The engineering study is part of a multi-phase project to show how commercial-scale fuel cells carbon capture can reduce the carbon footprint for Canadian oil sands extraction. It has the potential to capture about 28 million pounds of CO2 annually while producing 8 million kilowatt hours of clean power with one fuel cell power plant.

As part of the engineering study, FuelCell Energy will also evaluate a second potential site, the Scotford bitumen upgrading facility, near Edmonton, Alberta.
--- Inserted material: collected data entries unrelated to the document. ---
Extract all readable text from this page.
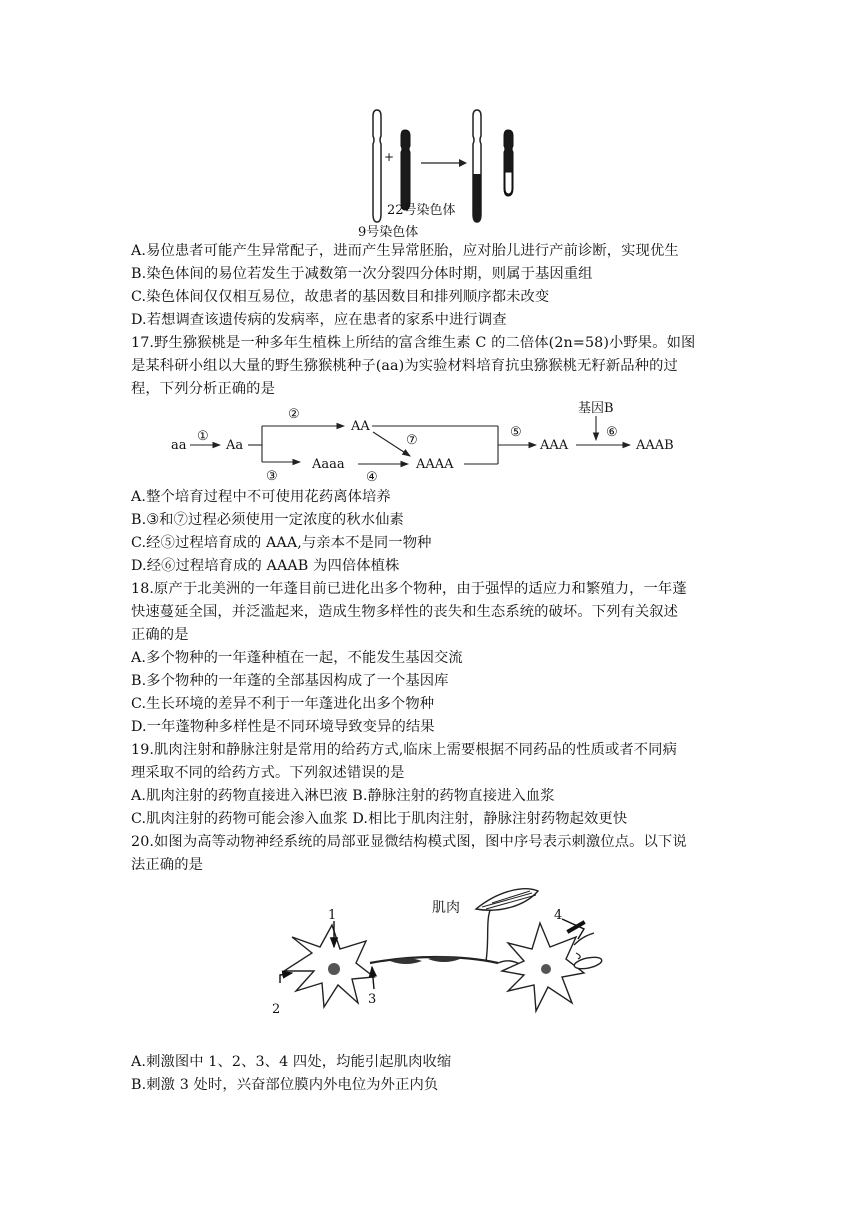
+
22号染色体
9号染色体
A.易位患者可能产生异常配子，进而产生异常胚胎，应对胎儿进行产前诊断，实现优生
B.染色体间的易位若发生于减数第一次分裂四分体时期，则属于基因重组
C.染色体间仅仅相互易位，故患者的基因数目和排列顺序都未改变
D.若想调查该遗传病的发病率，应在患者的家系中进行调查
17.野生猕猴桃是一种多年生植株上所结的富含维生素 C 的二倍体(2n=58)小野果。如图
是某科研小组以大量的野生猕猴桃种子(aa)为实验材料培育抗虫猕猴桃无籽新品种的过
程，下列分析正确的是
aa
①
Aa
②
AA
③
Aaaa
④
⑦
AAAA
⑤
AAA
基因B
⑥
AAAB
A.整个培育过程中不可使用花药离体培养
B.③和⑦过程必须使用一定浓度的秋水仙素
C.经⑤过程培育成的 AAA,与亲本不是同一物种
D.经⑥过程培育成的 AAAB 为四倍体植株
18.原产于北美洲的一年蓬目前已进化出多个物种，由于强悍的适应力和繁殖力，一年蓬
快速蔓延全国，并泛滥起来，造成生物多样性的丧失和生态系统的破坏。下列有关叙述
正确的是
A.多个物种的一年蓬种植在一起，不能发生基因交流
B.多个物种的一年蓬的全部基因构成了一个基因库
C.生长环境的差异不利于一年蓬进化出多个物种
D.一年蓬物种多样性是不同环境导致变异的结果
19.肌肉注射和静脉注射是常用的给药方式,临床上需要根据不同药品的性质或者不同病
理采取不同的给药方式。下列叙述错误的是
A.肌肉注射的药物直接进入淋巴液 B.静脉注射的药物直接进入血浆
C.肌肉注射的药物可能会渗入血浆 D.相比于肌肉注射，静脉注射药物起效更快
20.如图为高等动物神经系统的局部亚显微结构模式图，图中序号表示刺激位点。以下说
法正确的是
肌肉
1
2
3
4
A.刺激图中 1、2、3、4 四处，均能引起肌肉收缩
B.刺激 3 处时，兴奋部位膜内外电位为外正内负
The upgrader is part of the Shell-operated Athabasca Oil Sands Project (ASOP), a joint venture between Shell Canada Energy (60 percent), Chevron Canada (20 percent) and Marathon Oil Canada (20 percent).

Under the contract, FuelCell Energy will develop a carbon capture configured megawatt-class fuel cell power plant. Alberta Innovates will lead the project as part of a consortium effort with Husky Energy and MEG Energy as well as Canada’s Oil Sands Innovation Alliance members BP, Canadian Natural Resources Limited, Cenovus Energy, Devon Canada, Shell and Suncor.

The study will focus on how a fuel cell power plant can separate and capture CO2 from both the Husky Steam Assisted Gravity Drainage heavy oil thermal facility and the Scotford bitumen upgrading facility, where bitumen extracted from the oil sands is converted into synthetic crude oil.

It will also determine how a megawatt-scale FuelCell Energy power plant operating on natural gas can affordably capture up to 43 tons of CO2 per day as well as destroy about 70 percent of the nitrogen oxide (NOx) in the flue gas routed to the fuel cell from the bitumen upgraders. These upgraders convert heavy oil (bitumen) into synthetic crude oil.

Fuel cell power plants configured for carbon capture will utilize natural gas as the fuel source and process the flue gas from the natural gas-fired boiler at the heavy oil thermal facility into the fuel cell air system, where CO2 is transferred across the fuel cell membrane for concentration in the fuel exhaust stream during power generation. This CO2 concentration is a side reaction of the standard fuel cell power generation process.

In addition to partial NOx destruction, fuel cells generate excess process water, which reduces of the overall water intensity of the host gas-fired plant.